Si Sanata compte naturellement sur la bénédiction de ses
parrains et marraines ainsi que sur le soutien de la presse pour l'aider
à réaliser ses ambitions, elle ne mise pas moins sur la
clairvoyance des mélomanes pour l'aider à vivre de son
talent en achetant ses cassettes légales. Une noble requête
!
King Moseto
Yalomba
au Womex
Décidément, Adama
Yalomba a le vent en poupe. Quelques jours seulement après
la sortie de son album, l'enfant de Ké-Macina a été
sélectionné pour l'édition 2004 du "Womex
music expo". Un événement planétaire considéré
comme le salon des musiques du monde et qui se tiendra à Essen
en (Allemagne) du 26 au 31 octobre 2004. Yalomba figure parmi les 36
lauréats retenus sur environ 500 candidats. Il faut souligner
que le Womex est un événement majeur servant de tremplin
à la promotion des artistes en Europe et dans le monde. En effet,
il reçoit 2 000 professionnels de la world music.
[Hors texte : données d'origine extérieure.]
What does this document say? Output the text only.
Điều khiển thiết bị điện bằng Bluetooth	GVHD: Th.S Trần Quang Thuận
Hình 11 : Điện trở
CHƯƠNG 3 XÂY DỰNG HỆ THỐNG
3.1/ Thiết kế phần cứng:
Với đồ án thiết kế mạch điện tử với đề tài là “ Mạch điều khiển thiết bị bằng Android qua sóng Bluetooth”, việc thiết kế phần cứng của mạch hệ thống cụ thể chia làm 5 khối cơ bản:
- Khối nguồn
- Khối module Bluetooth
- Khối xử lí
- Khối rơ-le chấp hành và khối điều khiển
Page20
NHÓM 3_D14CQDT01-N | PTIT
Et plus de
80 pays prennent part au salon. Comme les autres années, Mali
K7 sera présente sur le stand du C.F.C.
Lobi
séduit Créteil
Lobi Traoré
était à Créteil le 23 juin. Un concert inoubliable
dans une banlieue tout conquise par le talent du bluesman bambara. La
première partie de ce spectacle a été assurée
par Amkoullel et Abba, deux jeunes rappeurs de la capitale. Ce
concert triomphal sera suivi, en septembre et octobre, d'une tournée
européenne. C'est dire que, grâce à Mali K7, la
carrière internationale de Lobi Traoré est à nouveau
relancée.
L'original
trio
Le Mali était à l'honneur lors de la célébration
de la fête de la musique à Paris. En effet, le 21 juin
dans le 20è arrondissement, Amkoullel
a rappé avec Cheick
Tidiane Seck et Keziah Jones. Un trio magique et
original qui a tenu en haleine le public massivement sorti pour célébrer
la fête de la musique dans les rues parisiennes. Il faut aussi
rappeler que Toumani Sangaré et Phil.B étaient de la fête.
Le beau gosse du rap malien, Amkoullel, très attendu à
Bamako pour son concert au Luna Parc, sera également en concert
le 16 octobre 2004 à Toulouse où il va partager la scène
avec Zebda. Un spectacle à ne pas rater si vous êtes
du côté de Toulouse le 16 octobre prochain.